City Hall – Today, Councilmember Bill de Blasio joined Councilmember Gale Brewer, homeless advocates and service providers to oppose the Administration’s recent proposals to cut drop-in center hours and reorganize the faith-based network of shelters that serve the city’s street homeless. These proposals will lead to a reduction of 232 beds citywide, a 16.8% decrease from the current level.  Following the press conference, Councilmember de Blasio chaired a General Welfare Committee hearing where he pressed officials from the Department of Homeless Services (DHS) for answers on how its plan will impact homeless New Yorkers.

“Especially during these harsh winter months, we must ensure that our City’s most vulnerable homeless population – the street homeless – has adequate access to services and shelter.  Cutting drop-in center hours and restructuring the faith-based network will spell disaster for hundreds of New Yorkers in need,” said Councilmember Bill de Blasio, Chair of the Council’s General Welfare Committee.

“Any successful plan for restructuring services to the City’s Street Homeless population must take into consideration the experience of our volunteers and advocates in the faith based communities.  For decades, in partnership with the City, they have provided a crucial safety net for homeless individuals while enriching their own lives through dedicated service to those in need,” said Councilmember Gale A. Brewer.

At present, there are eight drop-in centers across the City, and approximately 56 faith-based respite bed centers, all of which will be impacted by two RFPs that DHS has issued.  The Administration is also still attempting to move the Bellevue central men’s homeless intake center from Manhattan to Brooklyn.

“The Legal Aid Society is concerned that homeless people will be left out in the cold with the Mayor’s plan,” said Judith Goldiner, Supervising Attorney at the Legal Aid Society.

“Faith-based shelters and drop-in centers provide unique and vital services to vulnerable homeless individuals who would otherwise sleep on city streets or in other public spaces.

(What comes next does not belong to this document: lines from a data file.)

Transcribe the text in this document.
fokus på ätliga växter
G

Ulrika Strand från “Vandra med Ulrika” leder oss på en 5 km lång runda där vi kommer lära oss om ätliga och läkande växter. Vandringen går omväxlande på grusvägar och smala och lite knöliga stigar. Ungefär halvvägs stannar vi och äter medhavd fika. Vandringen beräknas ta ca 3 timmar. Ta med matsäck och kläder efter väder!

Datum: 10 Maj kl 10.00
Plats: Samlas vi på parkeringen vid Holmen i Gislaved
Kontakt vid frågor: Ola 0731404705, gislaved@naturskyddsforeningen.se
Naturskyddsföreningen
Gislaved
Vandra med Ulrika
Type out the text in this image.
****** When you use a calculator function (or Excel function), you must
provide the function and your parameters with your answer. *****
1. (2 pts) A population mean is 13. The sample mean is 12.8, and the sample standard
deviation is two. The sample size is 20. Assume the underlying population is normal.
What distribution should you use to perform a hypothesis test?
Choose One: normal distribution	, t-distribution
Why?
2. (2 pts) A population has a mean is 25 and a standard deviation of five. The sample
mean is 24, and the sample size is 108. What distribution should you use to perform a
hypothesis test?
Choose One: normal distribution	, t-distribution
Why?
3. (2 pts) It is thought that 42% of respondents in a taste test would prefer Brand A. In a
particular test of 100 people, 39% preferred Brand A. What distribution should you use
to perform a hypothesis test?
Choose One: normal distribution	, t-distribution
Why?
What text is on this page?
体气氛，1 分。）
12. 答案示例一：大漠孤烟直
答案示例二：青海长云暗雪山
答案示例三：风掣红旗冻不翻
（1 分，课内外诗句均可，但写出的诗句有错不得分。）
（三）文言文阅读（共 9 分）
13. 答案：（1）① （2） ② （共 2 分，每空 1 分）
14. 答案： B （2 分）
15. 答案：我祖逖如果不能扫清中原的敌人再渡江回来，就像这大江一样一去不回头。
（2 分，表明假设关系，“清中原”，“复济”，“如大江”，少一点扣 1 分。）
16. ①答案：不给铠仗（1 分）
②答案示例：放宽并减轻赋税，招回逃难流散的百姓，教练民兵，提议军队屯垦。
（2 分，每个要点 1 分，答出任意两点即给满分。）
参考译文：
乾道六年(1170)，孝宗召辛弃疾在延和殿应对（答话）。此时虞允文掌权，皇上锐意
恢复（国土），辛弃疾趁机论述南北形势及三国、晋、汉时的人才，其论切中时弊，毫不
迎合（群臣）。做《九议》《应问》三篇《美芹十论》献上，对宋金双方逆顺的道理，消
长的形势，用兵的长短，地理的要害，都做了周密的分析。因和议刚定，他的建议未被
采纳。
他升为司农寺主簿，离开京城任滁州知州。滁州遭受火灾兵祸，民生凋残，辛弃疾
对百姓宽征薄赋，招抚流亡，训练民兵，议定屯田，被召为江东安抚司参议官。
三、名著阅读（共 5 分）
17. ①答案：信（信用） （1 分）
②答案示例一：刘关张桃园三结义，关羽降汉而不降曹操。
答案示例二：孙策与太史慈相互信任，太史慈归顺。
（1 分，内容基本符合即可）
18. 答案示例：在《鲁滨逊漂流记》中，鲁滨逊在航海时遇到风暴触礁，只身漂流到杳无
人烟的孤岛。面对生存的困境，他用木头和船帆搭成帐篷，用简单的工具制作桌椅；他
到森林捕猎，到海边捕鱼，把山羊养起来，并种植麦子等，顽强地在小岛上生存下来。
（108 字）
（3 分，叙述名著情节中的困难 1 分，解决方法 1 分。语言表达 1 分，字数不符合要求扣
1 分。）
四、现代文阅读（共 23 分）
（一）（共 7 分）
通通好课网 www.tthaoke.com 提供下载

Coupled with their plan to move men’s shelter intake out of Manhattan, the city is proposing to make it more difficult for homeless New Yorkers to access services and shelter. As the city’s economic outlook only gets bleaker, this is the time to strengthen support for at risk New Yorkers, not pull the rug out from under them,” said Mary Brosnahan, Executive Director of the Coalition for the Homeless.

“We are truly honored to be part of such an extraordinary group of faith-based institutions and volunteers who have devotedly served thousands of homeless New Yorkers for over 25 years through our Emergency Shelter Network”, said Arnold S. Cohen, President & CEO of The Partnership for the Homeless.  “And it’s most troubling that the Department of Homeless Services did not honor their work and show them the appropriate deference required to even include them in its processes; one that ultimately restructured the entire system.  DHS’ actions will only result in a significant loss of services at a time of great need, as well as a loss of committed volunteers who gave selflessly to some of our most vulnerable New Yorkers.”